We worked closely together for the next few months and I listed the home in September. With Jenny and Mary not being local they looked to me to properly prepare the home for sale without their presence and I couldn’t have been more honored to do it for them. I liked them so much, I'd do anything for them. I always felt a sense of warmth when I walked into the home. You could tell there were many happy memories made there. They certainly didn’t need anything extra on their plate but, unfortunately the first contract fell through due to the buyer not meeting the deadline for their 1031 tax exchange. Back on the market we went and in less than a day we had a full price offer but, this time it was from a first time home buyer who was planning on raising his family there. He had been in DC working and saving to be able to move his family down from another state. It was like the first contract had fallen apart for a reason – that buyer was planning on renting the home. Even though Jenny knew financially it was the right thing to do I could hear the hurt in her voice when she said to accept the first offer knowing that her beloved sons home would just be an investment.
Four days before closing we found out that Jenny would have to appear before the court to be properly appointed as a trustee in order to the sell the home. Our plan for me to be her power of attorney to avoid her having to fly in wasn’t going to work. There was a quirk in her son’s will that her estate attorney hadn't caught. At over 70 years old she hopped on a plane with 24 hour notice, I met her at the airport, and off to the courthouse we went. The estate attorney expected her to go by herself and there was no chance I was going to let her do that. We could have delayed closing but, she didn’t want that for the new buyers and insisted it was her job to carry out her son’s wishes in his will just as she’d been appointed to do. She spent the night in a hotel, I took her to closing and then back on a plane she went. We both cried when I dropped her off at the airport to go home.

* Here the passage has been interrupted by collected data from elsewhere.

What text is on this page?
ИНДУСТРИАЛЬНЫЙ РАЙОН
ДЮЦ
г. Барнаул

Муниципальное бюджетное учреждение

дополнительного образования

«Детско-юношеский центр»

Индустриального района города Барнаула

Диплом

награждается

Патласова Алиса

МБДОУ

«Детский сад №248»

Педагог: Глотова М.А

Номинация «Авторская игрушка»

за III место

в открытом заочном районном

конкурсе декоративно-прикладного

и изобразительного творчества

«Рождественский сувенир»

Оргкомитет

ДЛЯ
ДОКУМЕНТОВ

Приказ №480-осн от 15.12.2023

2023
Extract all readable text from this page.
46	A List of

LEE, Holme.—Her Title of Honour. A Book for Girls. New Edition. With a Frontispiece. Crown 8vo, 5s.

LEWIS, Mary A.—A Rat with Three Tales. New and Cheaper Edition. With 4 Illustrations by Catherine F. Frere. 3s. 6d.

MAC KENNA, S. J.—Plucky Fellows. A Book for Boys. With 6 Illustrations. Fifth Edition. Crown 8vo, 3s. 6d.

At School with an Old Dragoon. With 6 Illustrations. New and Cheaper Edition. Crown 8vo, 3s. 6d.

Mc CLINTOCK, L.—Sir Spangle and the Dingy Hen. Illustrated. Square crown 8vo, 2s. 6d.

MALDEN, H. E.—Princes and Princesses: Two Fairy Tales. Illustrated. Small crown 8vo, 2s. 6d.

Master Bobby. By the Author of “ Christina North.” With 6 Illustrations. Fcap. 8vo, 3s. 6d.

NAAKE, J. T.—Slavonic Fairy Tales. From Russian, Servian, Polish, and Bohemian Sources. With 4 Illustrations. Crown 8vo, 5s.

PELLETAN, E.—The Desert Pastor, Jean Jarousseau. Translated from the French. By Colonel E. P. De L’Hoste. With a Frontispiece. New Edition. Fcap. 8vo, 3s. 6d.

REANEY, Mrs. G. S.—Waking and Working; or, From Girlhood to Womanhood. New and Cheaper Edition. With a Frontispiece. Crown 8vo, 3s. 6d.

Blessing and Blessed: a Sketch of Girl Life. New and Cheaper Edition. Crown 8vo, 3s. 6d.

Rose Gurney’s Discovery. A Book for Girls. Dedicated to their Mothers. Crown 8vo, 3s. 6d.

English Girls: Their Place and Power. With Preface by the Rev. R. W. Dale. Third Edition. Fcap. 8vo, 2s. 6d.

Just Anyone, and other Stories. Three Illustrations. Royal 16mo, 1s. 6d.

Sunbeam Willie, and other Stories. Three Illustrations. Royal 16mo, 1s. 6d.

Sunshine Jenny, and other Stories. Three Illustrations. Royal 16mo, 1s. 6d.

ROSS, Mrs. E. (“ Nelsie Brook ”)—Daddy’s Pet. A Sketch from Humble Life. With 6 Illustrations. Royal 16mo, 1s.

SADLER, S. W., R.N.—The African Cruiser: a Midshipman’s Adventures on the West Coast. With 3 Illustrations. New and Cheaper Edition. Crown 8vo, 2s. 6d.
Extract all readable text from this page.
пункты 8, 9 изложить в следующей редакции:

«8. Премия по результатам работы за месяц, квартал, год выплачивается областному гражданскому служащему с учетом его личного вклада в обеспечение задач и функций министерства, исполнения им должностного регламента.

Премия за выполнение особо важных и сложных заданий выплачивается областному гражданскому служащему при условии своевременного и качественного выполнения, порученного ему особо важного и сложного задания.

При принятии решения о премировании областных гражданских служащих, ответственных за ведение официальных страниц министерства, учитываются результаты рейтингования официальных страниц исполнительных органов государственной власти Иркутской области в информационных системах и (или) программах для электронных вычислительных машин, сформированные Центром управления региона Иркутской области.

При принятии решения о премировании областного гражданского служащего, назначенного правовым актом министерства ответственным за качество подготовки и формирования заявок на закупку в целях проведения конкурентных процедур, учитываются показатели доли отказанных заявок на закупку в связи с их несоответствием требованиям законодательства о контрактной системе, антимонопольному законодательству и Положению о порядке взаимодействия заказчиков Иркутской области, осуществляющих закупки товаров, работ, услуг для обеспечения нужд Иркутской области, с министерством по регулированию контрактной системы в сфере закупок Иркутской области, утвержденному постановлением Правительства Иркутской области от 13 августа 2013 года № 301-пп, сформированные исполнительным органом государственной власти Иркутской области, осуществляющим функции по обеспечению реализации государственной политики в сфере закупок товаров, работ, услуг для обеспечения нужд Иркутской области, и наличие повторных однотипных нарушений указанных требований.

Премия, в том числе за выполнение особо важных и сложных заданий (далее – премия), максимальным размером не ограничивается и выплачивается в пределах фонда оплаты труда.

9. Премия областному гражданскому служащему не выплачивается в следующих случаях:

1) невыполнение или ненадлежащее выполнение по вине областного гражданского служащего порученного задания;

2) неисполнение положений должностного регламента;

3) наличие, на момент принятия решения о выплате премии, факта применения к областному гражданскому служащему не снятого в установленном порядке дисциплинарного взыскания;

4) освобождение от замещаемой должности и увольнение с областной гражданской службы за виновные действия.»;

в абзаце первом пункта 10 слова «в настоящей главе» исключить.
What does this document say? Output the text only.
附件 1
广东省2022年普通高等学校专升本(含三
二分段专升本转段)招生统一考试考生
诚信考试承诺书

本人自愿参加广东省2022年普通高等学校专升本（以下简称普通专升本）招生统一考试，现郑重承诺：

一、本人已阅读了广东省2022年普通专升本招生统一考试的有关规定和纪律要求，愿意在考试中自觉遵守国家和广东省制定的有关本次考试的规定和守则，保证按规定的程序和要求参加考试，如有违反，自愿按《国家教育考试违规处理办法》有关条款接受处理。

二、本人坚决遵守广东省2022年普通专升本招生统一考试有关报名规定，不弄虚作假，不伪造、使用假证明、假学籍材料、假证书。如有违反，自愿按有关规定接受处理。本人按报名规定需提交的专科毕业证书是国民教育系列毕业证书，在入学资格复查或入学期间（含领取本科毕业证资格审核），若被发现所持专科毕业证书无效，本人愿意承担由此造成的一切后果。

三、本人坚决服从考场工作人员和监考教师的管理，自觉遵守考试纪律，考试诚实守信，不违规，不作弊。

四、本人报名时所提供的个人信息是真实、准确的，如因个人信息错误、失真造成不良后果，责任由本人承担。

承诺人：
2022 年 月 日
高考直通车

The bond that was created between the two of us was far more than just a client and an agent. She became my friend and is someone I deeply admire. No parent should ever have to bury their child, much less find them dead on the floor. Although the transaction was based around tragedy and sadness I will always remember it because of how much love came out of it. Jenny is a survivor and the love she had for her son gave her strength. She gave me so much praise for my help but, anytime I think about the transaction it’s her who deserves the praise. To have so much love and be so strong despite all the tragedy life had dealt her is something I’ll never forget.